For starters, we have no say in whether or not our taxpayers’ money can help people who need or want abortions. The district has what’s called the Dornan Amendment, and like the Hyde Amendment, which prohibits any federal dollar from funding abortion, the Dornan Amendment prohibits any local DC dollar, including Medicaid, from offsetting the cost of abortions. According to Planned Parenthood, abortion procedures can cost anywhere from $350 to $950 in the first trimester, and they’re even more expensive during the second trimester. second trimester.

The Dornan amendment is a budget rider, which means that it is added to any budget voted by Congress. The amendment was deleted from the budget for the first years of the former the presidency of President Barack Obama, but in 2011, Obama essentially negotiated DC women’s rights. It was the year Obama made a deal with John Boehner, who was the Speaker of the House at the time, to add the Dornan Amendment to the district budget in exchange for Boehner passing funding. for title X, the federal family planning program.

For the first time in 25 years, feminists across the country can do something to help DC residents get the representation they deserve.

But DC’s women are not political pawns that can be bought and sold. No politician, including the president, should be able to sacrifice the freedoms of people who did not elect that person as our local representative.
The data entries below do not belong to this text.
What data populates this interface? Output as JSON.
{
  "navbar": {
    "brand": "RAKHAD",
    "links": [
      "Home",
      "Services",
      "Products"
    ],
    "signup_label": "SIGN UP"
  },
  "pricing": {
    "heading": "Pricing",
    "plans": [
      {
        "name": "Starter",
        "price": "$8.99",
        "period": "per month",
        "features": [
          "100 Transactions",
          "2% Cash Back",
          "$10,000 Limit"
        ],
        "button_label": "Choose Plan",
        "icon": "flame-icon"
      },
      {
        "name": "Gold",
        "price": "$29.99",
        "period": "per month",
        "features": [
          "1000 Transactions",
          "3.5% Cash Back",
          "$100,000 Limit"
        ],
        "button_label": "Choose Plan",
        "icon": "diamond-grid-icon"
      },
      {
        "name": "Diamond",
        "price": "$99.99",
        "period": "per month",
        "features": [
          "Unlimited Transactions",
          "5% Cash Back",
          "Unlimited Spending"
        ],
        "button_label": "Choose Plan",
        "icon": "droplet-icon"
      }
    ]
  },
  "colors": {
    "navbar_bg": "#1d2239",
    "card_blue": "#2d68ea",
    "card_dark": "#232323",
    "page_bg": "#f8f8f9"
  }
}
The fate of abortion access in the district should be in the hands of a local representative who specifically understands DC.

The District of Columbia is also home to a “maternity care desert,” an area of ​​the city that has no services for pregnant and postpartum women. Add to that a lack of access to comprehensive and affordable abortion care, and some people in the district are forced to give birth in extremely dangerous conditions. It’s a particularly grim prospect, given that the district has the highest maternal mortality rate in the country. According to the United Health Foundation, 41 women died for every 100,000 live births in Washington, DC in 2016 (75% of those deaths were black women). This is double the national maternal mortality rate, and much higher than the rates from our neighboring states of Virginia and Maryland.
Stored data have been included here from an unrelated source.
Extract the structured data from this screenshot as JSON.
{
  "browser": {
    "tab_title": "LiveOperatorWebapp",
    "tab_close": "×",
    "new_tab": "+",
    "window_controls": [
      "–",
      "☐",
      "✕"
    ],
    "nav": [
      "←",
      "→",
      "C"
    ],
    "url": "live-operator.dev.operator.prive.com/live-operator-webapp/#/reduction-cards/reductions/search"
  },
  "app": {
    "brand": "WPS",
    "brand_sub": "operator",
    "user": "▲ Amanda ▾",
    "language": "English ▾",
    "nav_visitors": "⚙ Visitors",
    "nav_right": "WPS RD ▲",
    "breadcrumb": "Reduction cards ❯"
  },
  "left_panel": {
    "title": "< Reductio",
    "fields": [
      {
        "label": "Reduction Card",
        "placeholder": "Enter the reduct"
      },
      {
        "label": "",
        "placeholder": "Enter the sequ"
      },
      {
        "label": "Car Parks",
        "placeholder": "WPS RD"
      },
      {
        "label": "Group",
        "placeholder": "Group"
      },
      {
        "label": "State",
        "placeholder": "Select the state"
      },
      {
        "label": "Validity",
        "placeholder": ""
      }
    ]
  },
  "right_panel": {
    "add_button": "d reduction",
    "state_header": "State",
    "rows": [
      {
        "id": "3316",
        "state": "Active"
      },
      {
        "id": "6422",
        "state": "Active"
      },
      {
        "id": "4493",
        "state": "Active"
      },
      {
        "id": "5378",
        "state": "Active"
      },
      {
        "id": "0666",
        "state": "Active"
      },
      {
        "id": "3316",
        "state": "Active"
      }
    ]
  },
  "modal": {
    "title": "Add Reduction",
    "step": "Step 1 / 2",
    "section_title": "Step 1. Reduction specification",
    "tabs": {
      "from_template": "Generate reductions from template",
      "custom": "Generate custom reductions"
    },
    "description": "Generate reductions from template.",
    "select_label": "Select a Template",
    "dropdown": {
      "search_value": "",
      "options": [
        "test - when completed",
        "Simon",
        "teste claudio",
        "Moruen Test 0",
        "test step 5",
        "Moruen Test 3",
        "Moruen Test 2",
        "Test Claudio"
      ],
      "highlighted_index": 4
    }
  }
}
Jacob Moscovitch/Getty Images News/Getty Images

He is bananas that there are people in this country who have no one in Congress to represent them. I’m kept awake at night thinking about women, like me, who lack basic political control over their lives. This is unacceptable.

But finally, for the first time in 25 years, feminists across the country can do something to help people in the district get the representation they deserve. On Thursday there will be a public hearing held by the House Committee on Oversight and Reform on whether to make Washington, DC the 51st state. With Democrats finally in control of the House, we need people across the country to call their representatives and tell them to support DC statehood. You can call (202-225-3121) and ask the operator to direct you to your representative’s office.

As a young feminist, my future in the city depends on statehood, as does the future of the over 300,000 women who live here. Statehood is more important than mere representation. It is about the rights of all, and the safety and well-being of all women and non-binary people. We must finally complete the work begun more than two centuries ago, and work to ensure that everyone is truly represented. Let’s make DC the 51st state.